In 2011, according to the ODCP, 62 Iowans died as a result of an overdose of prescription drugs. That marked a 59-percent increase over 2010. Woolery provided an update on drug trends Thursday during a meeting of the state’s Drug Policy Advisory Council in Des Moines.
Woolery said significant progress has been made to curb the sale and use of dangerous synthetic drugs like K2, but challenges remain.
“This is a constantly changing type of issue that we’re going to have to try and stay up on,” Woolery said.

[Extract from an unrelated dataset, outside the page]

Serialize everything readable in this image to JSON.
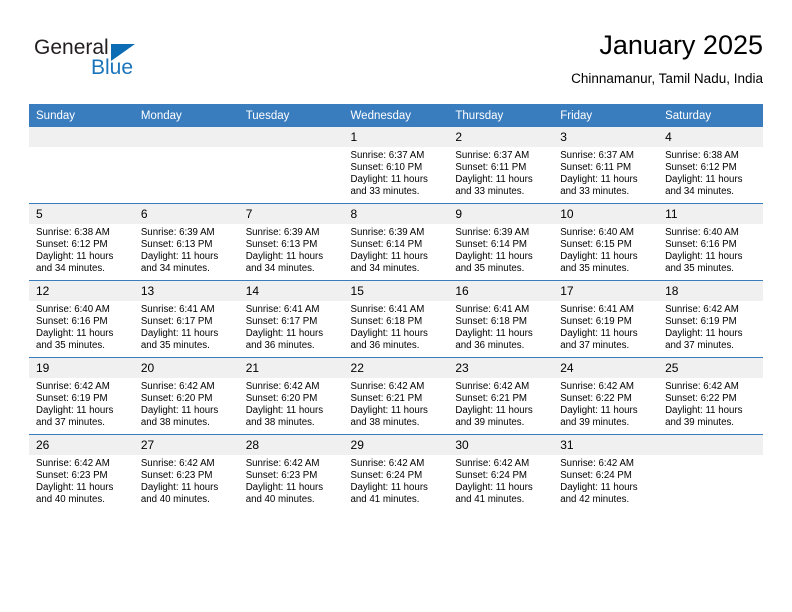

“We have a legislative proposal to try and get our arms around the new products and try to get ahead where we can.” He said synthetic drug makers are constantly altering their products to try and skirt laws banning the substances. Alcohol and marijuana are the two most abused substances in Iowa.
Woolery noted an increasing amount of the marijuana law enforcement officers are seizing in Iowa is coming from Colorado – where the drug was essentially decriminalized late last year. “I believe it now constitutes about one-third of the interdiction shipments of illegal drugs in the state. That’s up considerably from what it had been because most of it previously was coming from the southwest U.S. and Mexico,” Woolery said.
A recent report found just over 26% of all Iowans screened or admitted for drug treatment in 2011 said marijuana was their primary substance of abuse.